Here are some quick-start hints:
Programming: I bought a cheap ICD2 clone from ebay, one from
You need a 10 uF capacitor between VCAP and ground. The PIC needs this to generate its internal 2.5V Vcore supply.
You need to ground DISVREG
Connect VPP to MCLR (MCLR is no longer labeled VPP- ICD2 will not put 13V on MCLR, just pull it to either 3.3V and GND).
Set the MDFLY ICD2 clone to supply 3.3V (this is a jumper)- or set it to Tself, and use your target board to power the PIC.
Connect PGC and PGD to any one of the three sets of PGCx and PGDx pins. It does not matter which of the three you pick- I used PGC1 and PGD1.
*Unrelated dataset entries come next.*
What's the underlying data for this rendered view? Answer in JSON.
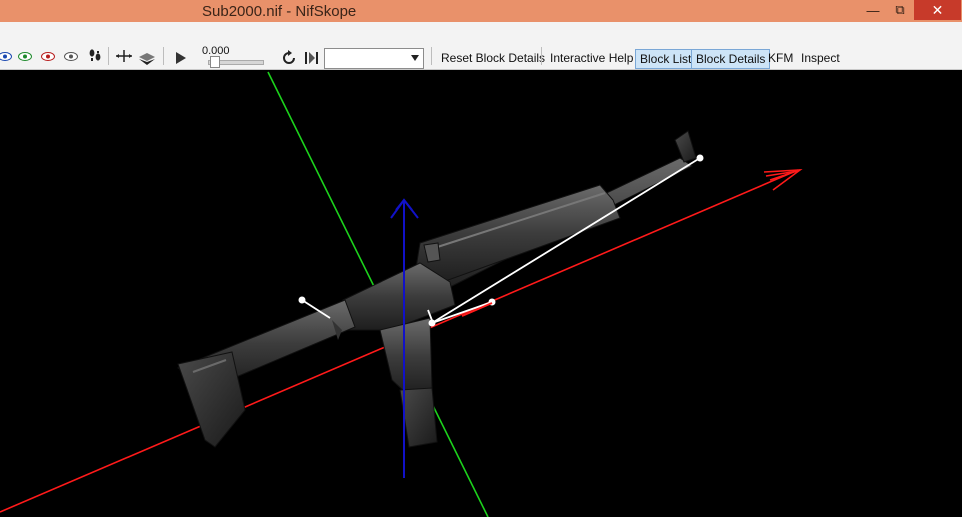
{
  "window": {
    "title": "Sub2000.nif - NifSkope",
    "min_icon": "minimize-icon",
    "max_icon": "restore-icon",
    "close_icon": "close-icon"
  },
  "toolbar": {
    "time_value": "0.000",
    "anim_select_value": "",
    "buttons": [
      {
        "label": "Reset Block Details",
        "pressed": false
      },
      {
        "label": "Interactive Help",
        "pressed": false
      },
      {
        "label": "Block List",
        "pressed": true
      },
      {
        "label": "Block Details",
        "pressed": true
      },
      {
        "label": "KFM",
        "pressed": false
      },
      {
        "label": "Inspect",
        "pressed": false
      }
    ],
    "icons": [
      "view-eye-blue-icon",
      "view-eye-green-icon",
      "view-eye-red-icon",
      "view-eye-gray-icon",
      "footprints-icon",
      "move-axis-icon",
      "view-mode-icon",
      "play-icon",
      "loop-icon",
      "frame-step-icon",
      "dropdown-arrow-icon"
    ]
  },
  "viewport": {
    "axis_colors": {
      "x": "#ff1a1a",
      "y": "#1cd21c",
      "z": "#1111c8"
    },
    "background": "#000000"
  }
}
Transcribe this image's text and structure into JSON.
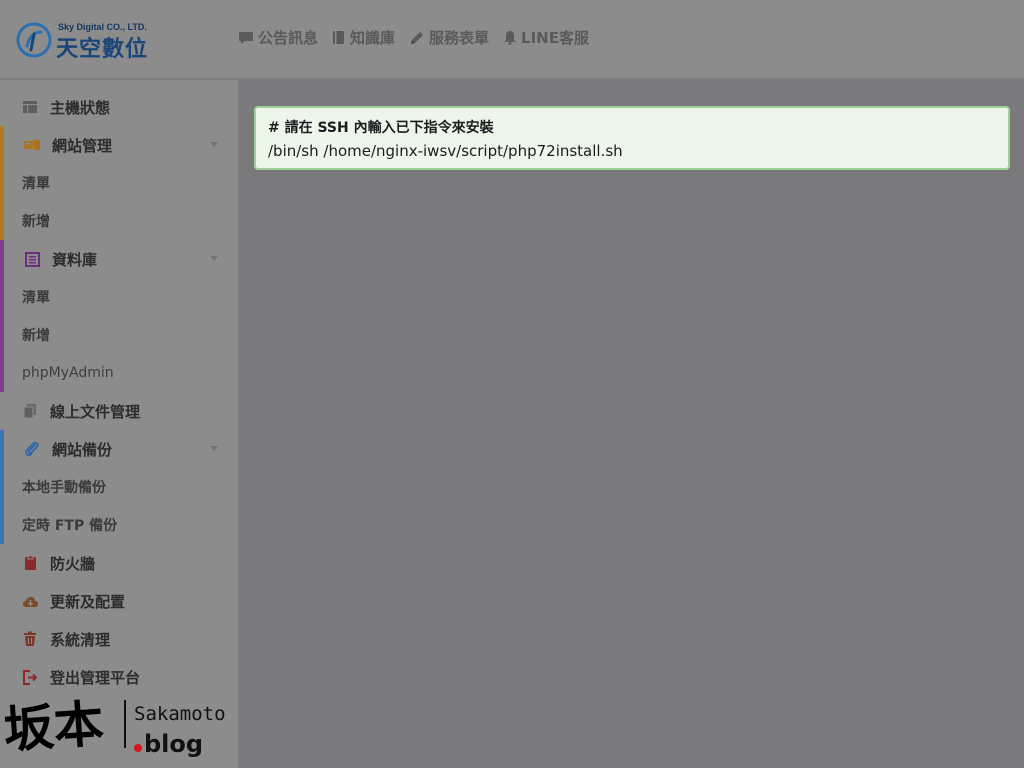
{
  "brand": {
    "company_en": "Sky Digital CO., LTD.",
    "name": "天空數位"
  },
  "topnav": [
    {
      "label": "公告訊息",
      "icon": "comment-icon"
    },
    {
      "label": "知識庫",
      "icon": "book-icon"
    },
    {
      "label": "服務表單",
      "icon": "pencil-icon"
    },
    {
      "label": "LINE客服",
      "icon": "bell-icon"
    }
  ],
  "sidebar": {
    "host_status": "主機狀態",
    "website": {
      "label": "網站管理",
      "list": "清單",
      "add": "新增"
    },
    "database": {
      "label": "資料庫",
      "list": "清單",
      "add": "新增",
      "phpmyadmin": "phpMyAdmin"
    },
    "files": "線上文件管理",
    "backup": {
      "label": "網站備份",
      "manual": "本地手動備份",
      "ftp": "定時 FTP 備份"
    },
    "firewall": "防火牆",
    "update": "更新及配置",
    "cleanup": "系統清理",
    "logout": "登出管理平台"
  },
  "main": {
    "comment": "# 請在 SSH 內輸入已下指令來安裝",
    "command": "/bin/sh /home/nginx-iwsv/script/php72install.sh"
  },
  "watermark": {
    "kanji": "坂本",
    "site": "Sakamoto",
    "tld": ".blog"
  },
  "colors": {
    "accent_website": "#b07a22",
    "accent_database": "#7e3f8f",
    "accent_backup": "#3f74b3",
    "command_bg": "#eef6ec",
    "command_border": "#9fcf9a"
  }
}
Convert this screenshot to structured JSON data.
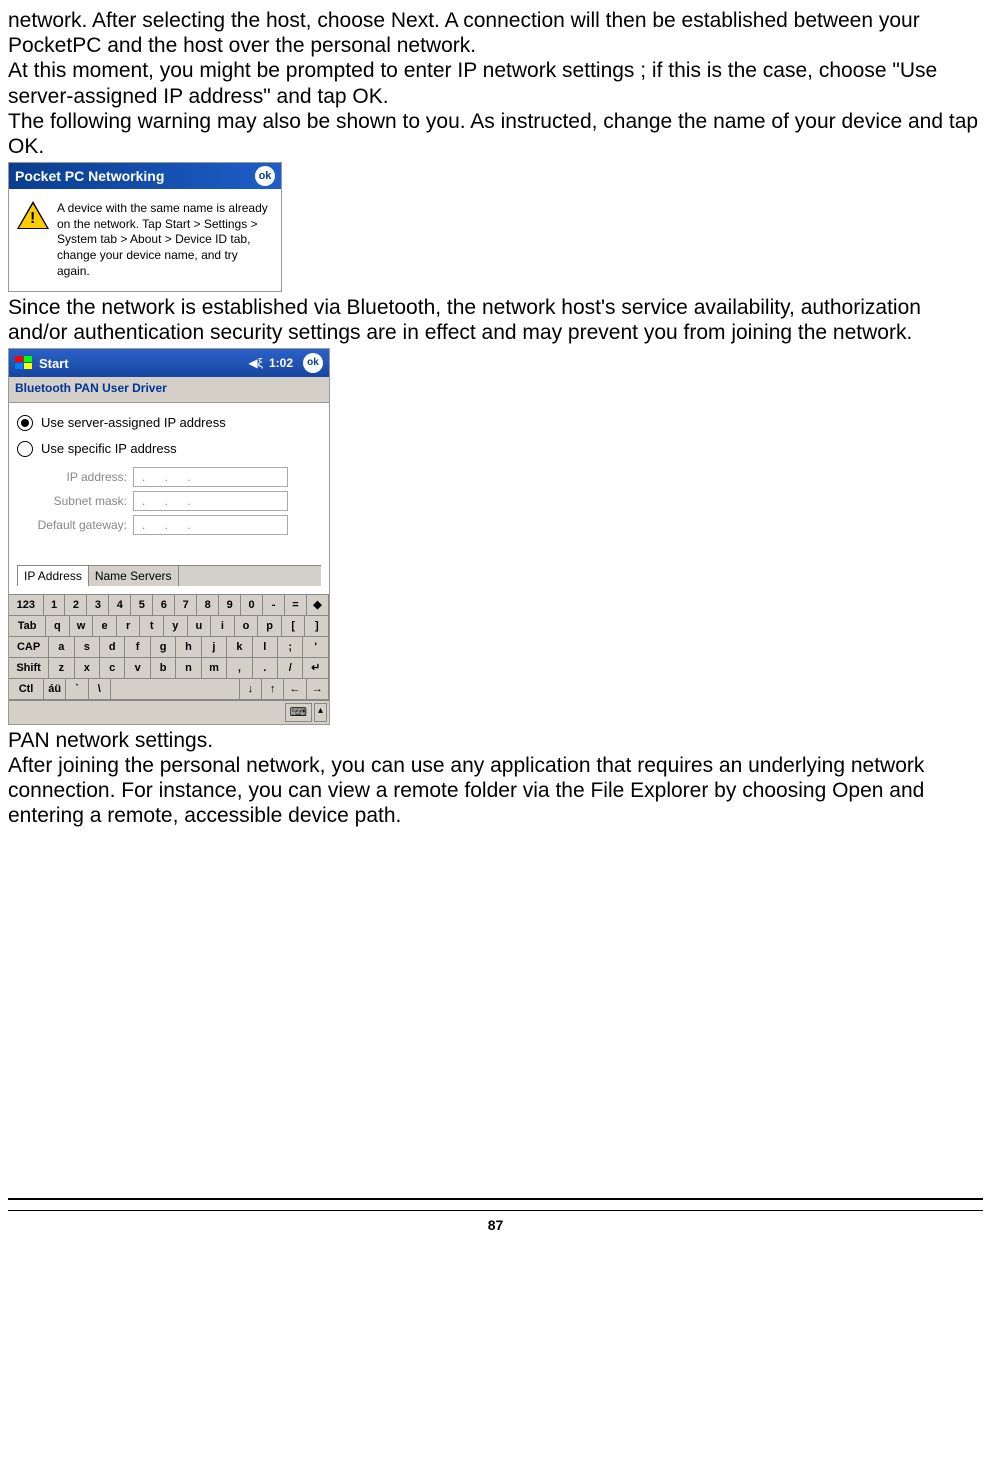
{
  "paragraphs": {
    "p1": "network. After selecting the host, choose Next. A connection will then be established between your PocketPC and the host over the personal network.",
    "p2": "At this moment, you might be prompted to enter IP network settings ; if this is the case, choose \"Use server-assigned IP address\" and tap OK.",
    "p3": "The following warning may also be shown to you. As instructed, change the name of your device and tap OK.",
    "p4": "Since the network is established via Bluetooth, the network host's service availability, authorization and/or authentication security settings are in effect and may prevent you from joining the network.",
    "p5": "PAN network settings.",
    "p6": "After joining the personal network, you can use any application that requires an underlying network connection. For instance, you can view a remote folder via the File Explorer by choosing Open and entering a remote, accessible device path."
  },
  "dialog1": {
    "title": "Pocket PC Networking",
    "ok": "ok",
    "message": "A device with the same name is already on the network. Tap Start > Settings > System tab > About > Device ID tab, change your device name, and try again."
  },
  "dialog2": {
    "start": "Start",
    "time": "1:02",
    "ok": "ok",
    "header": "Bluetooth PAN User Driver",
    "radio1": "Use server-assigned IP address",
    "radio2": "Use specific IP address",
    "ip_label": "IP address:",
    "subnet_label": "Subnet mask:",
    "gateway_label": "Default gateway:",
    "dots": ".   .   .",
    "tab1": "IP Address",
    "tab2": "Name Servers",
    "keyboard": {
      "row1": [
        "123",
        "1",
        "2",
        "3",
        "4",
        "5",
        "6",
        "7",
        "8",
        "9",
        "0",
        "-",
        "=",
        "◆"
      ],
      "row2": [
        "Tab",
        "q",
        "w",
        "e",
        "r",
        "t",
        "y",
        "u",
        "i",
        "o",
        "p",
        "[",
        "]"
      ],
      "row3": [
        "CAP",
        "a",
        "s",
        "d",
        "f",
        "g",
        "h",
        "j",
        "k",
        "l",
        ";",
        "'"
      ],
      "row4": [
        "Shift",
        "z",
        "x",
        "c",
        "v",
        "b",
        "n",
        "m",
        ",",
        ".",
        "/",
        "↵"
      ],
      "row5": [
        "Ctl",
        "áü",
        "`",
        "\\",
        "",
        "↓",
        "↑",
        "←",
        "→"
      ]
    }
  },
  "page_number": "87"
}
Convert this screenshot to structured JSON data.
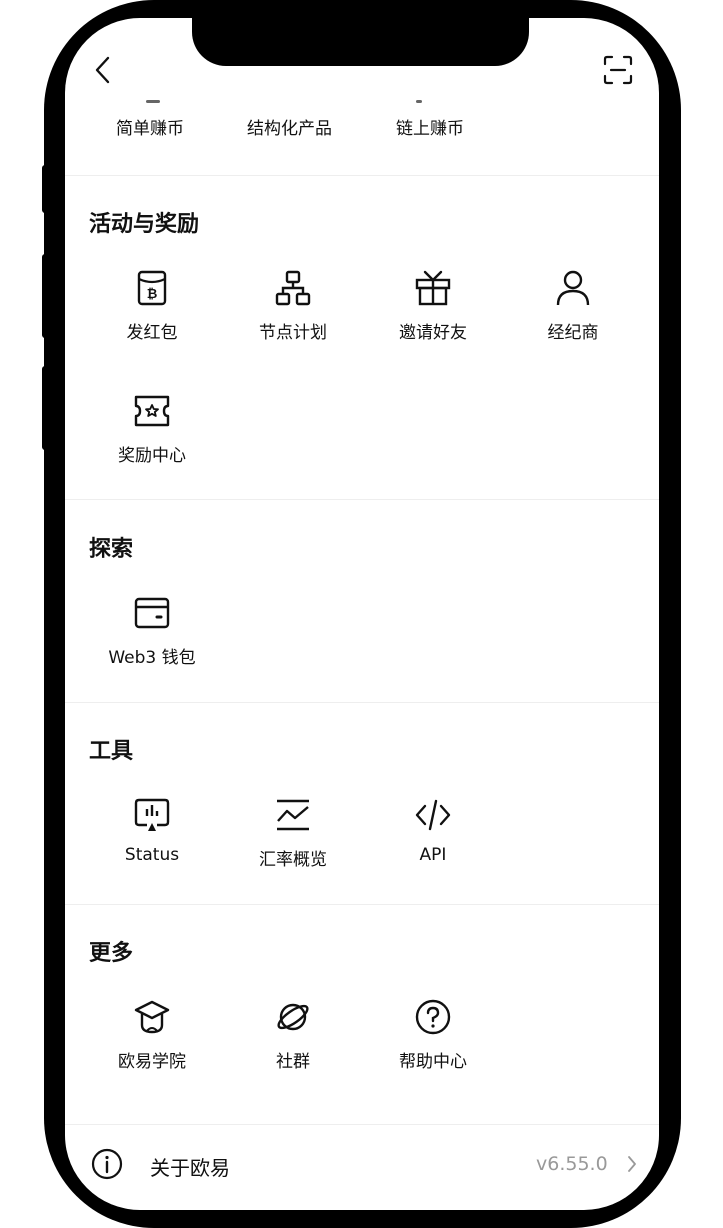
{
  "top_row": [
    "简单赚币",
    "结构化产品",
    "链上赚币"
  ],
  "sections": {
    "rewards": {
      "title": "活动与奖励",
      "items": [
        "发红包",
        "节点计划",
        "邀请好友",
        "经纪商",
        "奖励中心"
      ]
    },
    "explore": {
      "title": "探索",
      "items": [
        "Web3 钱包"
      ]
    },
    "tools": {
      "title": "工具",
      "items": [
        "Status",
        "汇率概览",
        "API"
      ]
    },
    "more": {
      "title": "更多",
      "items": [
        "欧易学院",
        "社群",
        "帮助中心"
      ]
    }
  },
  "about": {
    "label": "关于欧易",
    "version": "v6.55.0"
  },
  "icons": {
    "back": "chevron-left-icon",
    "scan": "scan-icon",
    "red_packet": "red-packet-icon",
    "node_plan": "hierarchy-icon",
    "invite": "gift-icon",
    "broker": "user-icon",
    "reward_center": "ticket-icon",
    "web3_wallet": "wallet-icon",
    "status": "status-monitor-icon",
    "rates": "chart-line-icon",
    "api": "code-icon",
    "academy": "graduation-cap-icon",
    "community": "planet-icon",
    "help": "help-circle-icon",
    "info": "info-icon"
  }
}
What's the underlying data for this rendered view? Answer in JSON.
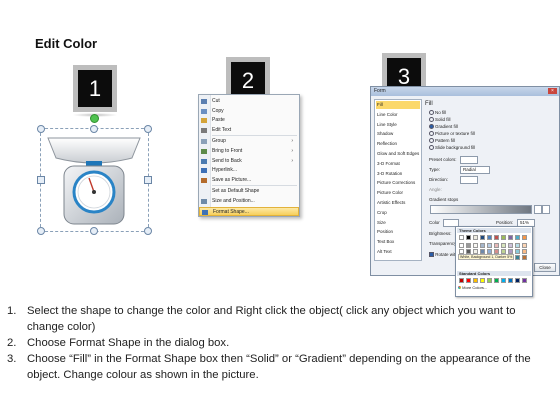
{
  "page_title": "Edit Color",
  "steps": [
    "1",
    "2",
    "3"
  ],
  "context_menu": {
    "items": [
      {
        "label": "Cut",
        "icon": "scissors-icon"
      },
      {
        "label": "Copy",
        "icon": "copy-icon"
      },
      {
        "label": "Paste",
        "icon": "paste-icon"
      },
      {
        "label": "Edit Text",
        "icon": "edit-text-icon"
      },
      {
        "label": "Group",
        "icon": "group-icon",
        "submenu": true
      },
      {
        "label": "Bring to Front",
        "icon": "bring-front-icon",
        "submenu": true
      },
      {
        "label": "Send to Back",
        "icon": "send-back-icon",
        "submenu": true
      },
      {
        "label": "Hyperlink...",
        "icon": "hyperlink-icon"
      },
      {
        "label": "Save as Picture...",
        "icon": "save-picture-icon"
      },
      {
        "label": "Set as Default Shape",
        "icon": ""
      },
      {
        "label": "Size and Position...",
        "icon": "size-position-icon"
      },
      {
        "label": "Format Shape...",
        "icon": "format-shape-icon",
        "highlighted": true
      }
    ]
  },
  "dialog": {
    "title": "Form",
    "close": "×",
    "categories": [
      "Fill",
      "Line Color",
      "Line Style",
      "Shadow",
      "Reflection",
      "Glow and Soft Edges",
      "3-D Format",
      "3-D Rotation",
      "Picture Corrections",
      "Picture Color",
      "Artistic Effects",
      "Crop",
      "Size",
      "Position",
      "Text Box",
      "Alt Text"
    ],
    "section": "Fill",
    "fill_options": [
      "No fill",
      "Solid fill",
      "Gradient fill",
      "Picture or texture fill",
      "Pattern fill",
      "Slide background fill"
    ],
    "preset_label": "Preset colors:",
    "type_label": "Type:",
    "type_value": "Radial",
    "direction_label": "Direction:",
    "angle_label": "Angle:",
    "gradient_stops_label": "Gradient stops",
    "color_label": "Color",
    "position_label": "Position:",
    "position_value": "51%",
    "brightness_label": "Brightness:",
    "transparency_label": "Transparency:",
    "rotate_label": "Rotate with shape",
    "close_button": "Close"
  },
  "palette": {
    "theme_header": "Theme Colors",
    "tooltip": "White, Background 1, Darker 5%",
    "standard_header": "Standard Colors",
    "more": "More Colors...",
    "theme_top": [
      "#ffffff",
      "#000000",
      "#eeece1",
      "#1f497d",
      "#4f81bd",
      "#c0504d",
      "#9bbb59",
      "#8064a2",
      "#4bacc6",
      "#f79646"
    ],
    "standard": [
      "#c00000",
      "#ff0000",
      "#ffc000",
      "#ffff00",
      "#92d050",
      "#00b050",
      "#00b0f0",
      "#0070c0",
      "#002060",
      "#7030a0"
    ]
  },
  "instructions": [
    {
      "num": "1.",
      "text": "Select the shape to change the color and Right click the object( click any object which you want to change color)"
    },
    {
      "num": "2.",
      "text": "Choose Format Shape in the dialog box."
    },
    {
      "num": "3.",
      "text": "Choose “Fill” in the Format Shape box then “Solid” or “Gradient” depending on the appearance of the object. Change colour as shown in the picture."
    }
  ]
}
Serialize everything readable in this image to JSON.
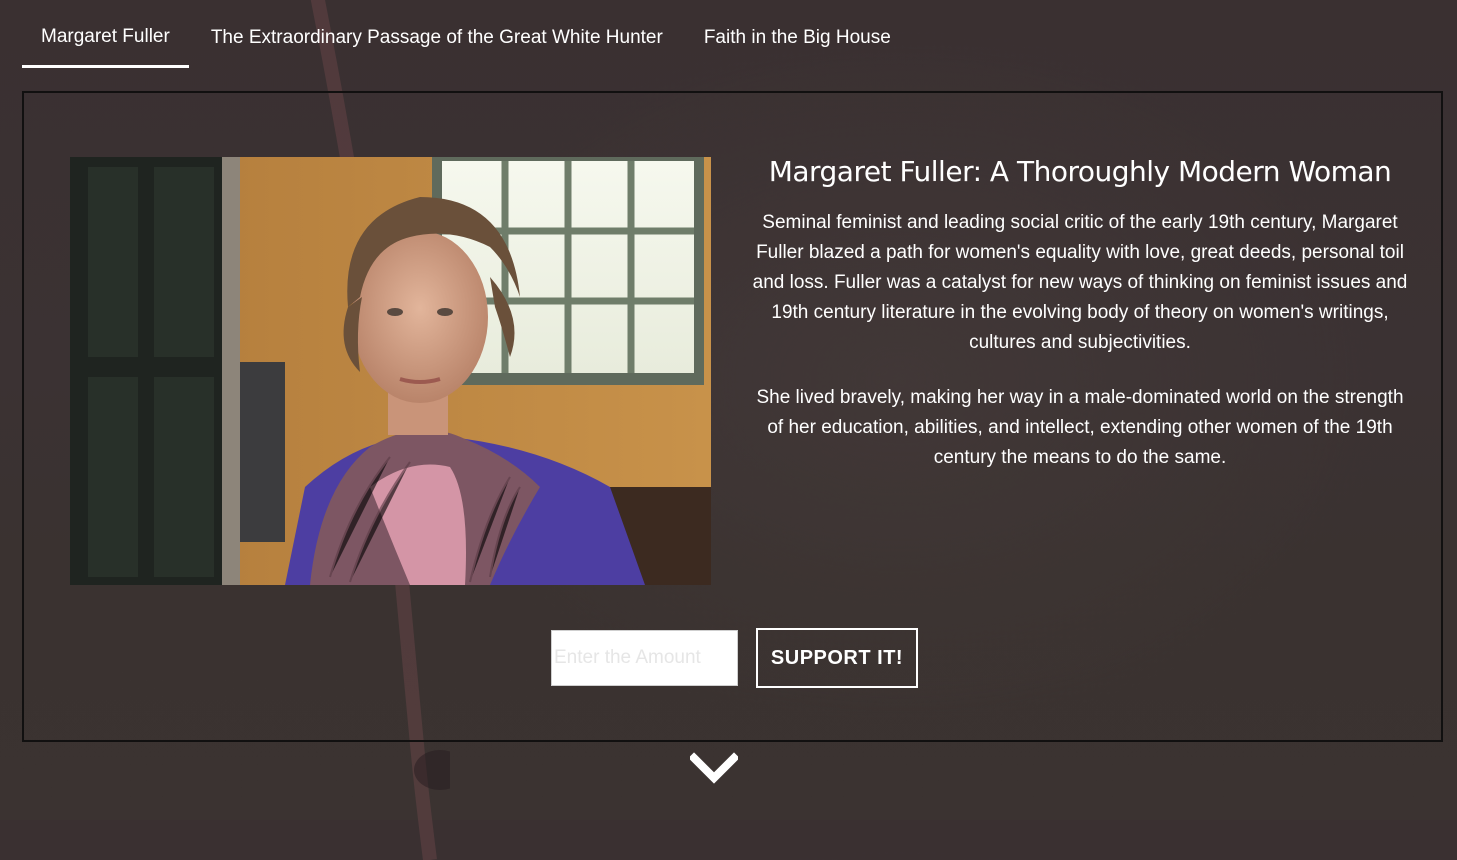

Reset: Unlike some 8-bit PICs, you can not disable MCLR. It needs a pull-up for the PIC to come out of reset.
The C30 C compiler works fairly well. Ints are 16-bits, like in MS-DOS. Here is a program which blinks a LED on RA0:
#include "pic24fxxxx.h"
void e() { }
void dly() { int x; for (x = 0; x != 10; ++x) e(); }
int main() { int x; PORTA = 1; TRISA = 0; for (;;) { PORTA = 1; for (x = 0; x != 10000; ++x) dly(); PORTA = 0; for (x = 0; x != 10000; ++x) dly(); } }
In MPLAB, create a project, select the device and select "FRC PLL" (built-in
8 MHz RC clock multiplied by 4 by PLL) config option. Build it, and burn it into the chip or debug it. Remember to select "Debug" or "Release" on the tool bar. It needs to be "Debug" for debugging (adds -g to GCC).For programming, remember to hit to "release from reset" button after you program the part or nothing will happen :-)
For debugging (I mean emulating), a part of the programming tool bar and the debug tool bar appear. Hit the program button first, then hit the reset device button, and then debug: hit run, or right-click and hit goto cursor or whatever.
Single-stepping is incredibly slow- I wonder if it has to reprogram the flash after each step.
I'm in my 30-day eval period for the C30 compiler, after which it still works but prevents optimization. This sucks (especially since it's gcc), because even for the program above there is a 3X performance increase between no optimization and -O3.
I have AVR tools... I'll have to do a speed comparison.